In the Genesis story, creation days always start in the dark. In fact your body recreates you and your sense of well being every night while you sleep, in the dark. Sometimes in this restoration phase, your brain goes into a somewhat chaotic and freewheeling mode while your chemistry gets it’s reset. We call it dreaming, which some people find revelatory. At any rate, “Everything can look better in the morning”, after we’ve been unconscious for hours and autonomic biology is given time to repair what we’ve stressed to exhaustion the previous day. In a sense we die every night and are resurrected every morning, especially if we go into deep and effective sleep. It’s like a reset to another day for sorting things out again. All that to say, that even our daily ability to join in on the work of creation begins in the dark.
Believe me, I’m not on a mission to change the holidays on the calendar or when our days officially begin. It looks like we are stuck with the Roman midnight start of the day rather than beginning with the Hebrew time, at dusk. And I don’t plan to change that. But if I care to exegete the word of Yahweh correctly then I should at least be familiar with His ways of counting the days, so I don’t impose my Roman ingrained methods on my interpretation of a Hebrew text.

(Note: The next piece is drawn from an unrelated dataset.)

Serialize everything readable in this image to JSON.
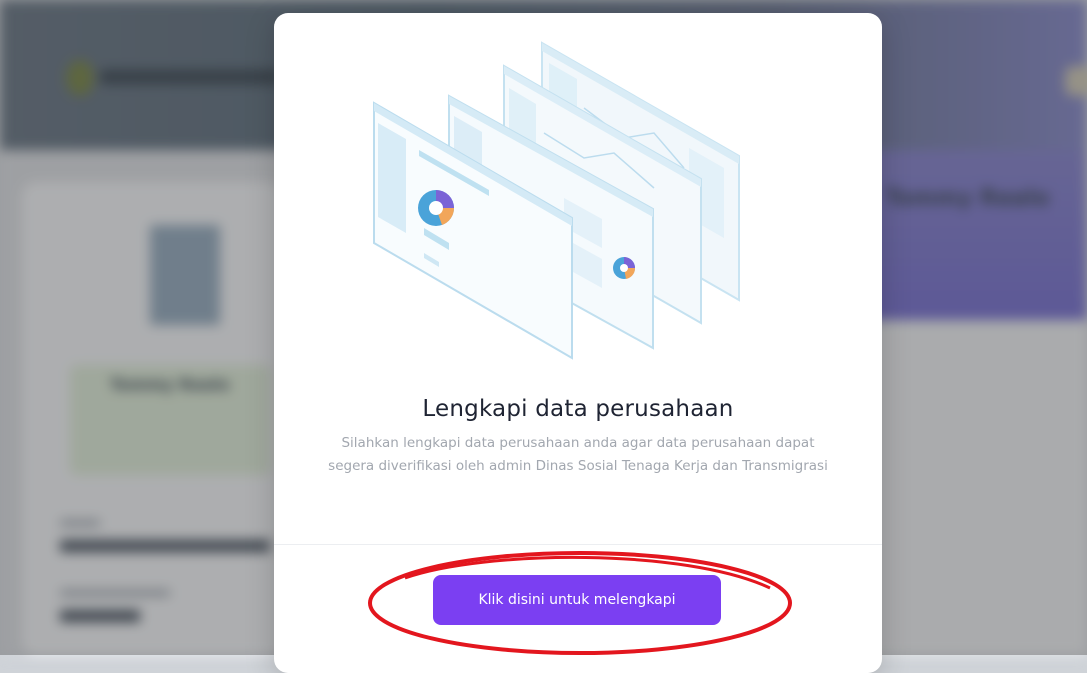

The Romans named the days of the week after their gods, which corresponded to the five known planets, plus the sun and the moon, which they also considered planets by the way. But that’s okay. We are still calling starfish and crayfish, fish. We just didn’t have as many categories or even words back then. On the other hand, if Mercury and Venus are tidally locked to our sun then that would make them moons of the sun rather than planets. Categories aren’t always that clear. We do always see the same face of our moon from Earth because it is for sure tidally locked to us as it orbits.
The seven day weekly time frame reflects the approximate time it takes our moon to transition between it’s four phases. From new moon to new moon takes about 29 and a half days. The first sighting of the first sliver of the new moon begins each new moonth or month on the lunar calendar. The seven day week is not only more tolerable than an eight day week, it also allows lunar calendars to have leap years by adding an extra month rather than having to periodically lose a month. Evidently, making a calendar was always frustrating work. It was never an exact science. Maybe it was never meant to be.

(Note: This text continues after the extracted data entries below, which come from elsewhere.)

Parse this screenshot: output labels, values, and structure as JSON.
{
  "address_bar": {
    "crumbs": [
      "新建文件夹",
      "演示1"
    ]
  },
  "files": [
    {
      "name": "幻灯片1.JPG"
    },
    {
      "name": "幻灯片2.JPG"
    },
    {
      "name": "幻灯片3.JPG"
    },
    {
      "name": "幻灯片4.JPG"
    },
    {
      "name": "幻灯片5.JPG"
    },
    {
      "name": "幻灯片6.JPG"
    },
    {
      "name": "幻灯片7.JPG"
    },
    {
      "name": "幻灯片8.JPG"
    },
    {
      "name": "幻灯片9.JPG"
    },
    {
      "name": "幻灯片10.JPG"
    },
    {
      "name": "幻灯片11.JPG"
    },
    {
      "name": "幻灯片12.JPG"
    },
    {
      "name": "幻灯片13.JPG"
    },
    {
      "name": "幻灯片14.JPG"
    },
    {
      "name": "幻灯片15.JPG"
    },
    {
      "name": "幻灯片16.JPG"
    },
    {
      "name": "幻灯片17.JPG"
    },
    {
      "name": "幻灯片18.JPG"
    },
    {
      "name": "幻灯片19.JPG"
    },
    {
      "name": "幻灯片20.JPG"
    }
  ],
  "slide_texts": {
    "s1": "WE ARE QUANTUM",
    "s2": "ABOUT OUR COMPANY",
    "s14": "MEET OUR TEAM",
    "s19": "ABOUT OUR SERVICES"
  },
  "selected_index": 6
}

The names we use today for the days of the week have been filtered through Germanic mythology. A lot of the English language is Germanic in origin. The sun is personified as the goddess Sunna, The moon as Mani. Tuesday is the Norse god of dueling. Wednesday is Woden’s day. Thor’s day is named after the son of Odin and Friday is named after his wife. But for Saturday we have kept the Roman word which translates into Saturn’s day. So, what does all of this have to do with the ancient Hebrews and the days of creation? Not much. In fact, the Hebrews only had a name for one of their days. And they were always counting on getting to that day. They counted like this: one, two, three, four, five, six, stop. Sabbath means stop or rest.

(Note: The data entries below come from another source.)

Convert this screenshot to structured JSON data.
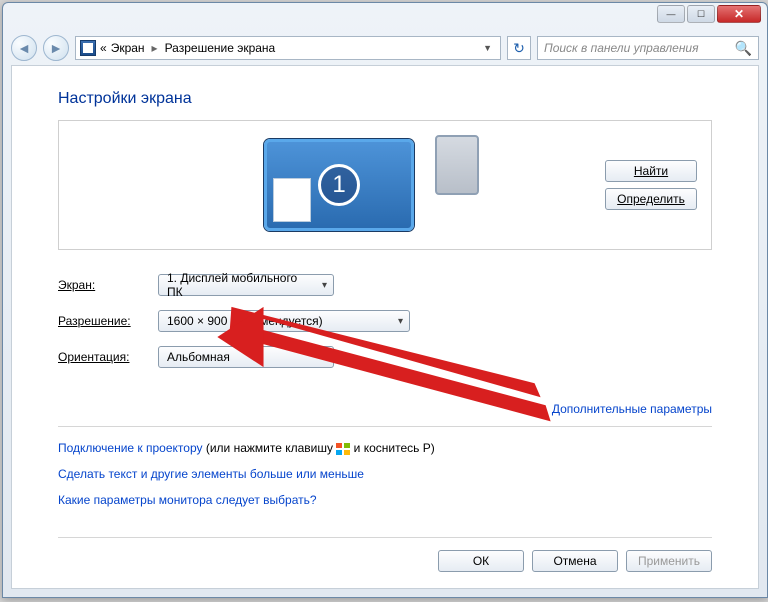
{
  "window": {
    "minimize_icon": "—",
    "maximize_icon": "☐",
    "close_icon": "✕"
  },
  "breadcrumb": {
    "prefix": "«",
    "item1": "Экран",
    "item2": "Разрешение экрана"
  },
  "search": {
    "placeholder": "Поиск в панели управления"
  },
  "page_title": "Настройки экрана",
  "preview": {
    "monitor_number": "1",
    "find_label": "Найти",
    "detect_label": "Определить"
  },
  "form": {
    "display_label": "Экран:",
    "display_value": "1. Дисплей мобильного ПК",
    "resolution_label": "Разрешение:",
    "resolution_value": "1600 × 900 (рекомендуется)",
    "orientation_label": "Ориентация:",
    "orientation_value": "Альбомная"
  },
  "advanced_link": "Дополнительные параметры",
  "links": {
    "projector_link": "Подключение к проектору",
    "projector_suffix_1": " (или нажмите клавишу ",
    "projector_suffix_2": " и коснитесь P)",
    "text_size_link": "Сделать текст и другие элементы больше или меньше",
    "which_params_link": "Какие параметры монитора следует выбрать?"
  },
  "footer": {
    "ok": "ОК",
    "cancel": "Отмена",
    "apply": "Применить"
  }
}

Yeshuah the Messiah whom we call Jesus is most associated with the Hebrew’s Sabbath day. Not only did He call himself the Lord of the Sabbath, He also said to get to know him is to find rest for your very soul. That is the ultimate personification of a day that we should all want to get to. There is nothing better for us than to find rest for our soul. The goal is to get your soul to the seventh day. In fact in Hebrew speak, to be sevened is to be covenanted or completed or fulfilled. It is to find rest for your soul.
I want you to know that I go to church on Sunday and I have no plans on changing that. The Hebrew people who wrote my Bible were very clear to tell us that the fulfillment of Old Covenant typology is in the body of Christ and that even during the transition phase from the Old Covenant to the New, people were free to count a day as holy or treat every day alike. The Jewish holy days all pointed to Sabbath rest in the Messiah. Has anyone even noticed that 1500 years have gone by since the Roman Empire mandated their day of sun worship on the world? And that that was already hundreds of years after the first Hebrew covenant came to it’s conclusion. Maybe, just maybe it’s time we distanced ourselves from the politically correct crown of King Constantine and started to tell the gospel truth. Maybe humanity would be more effective, more attractive if it were more honest, if we kept it true.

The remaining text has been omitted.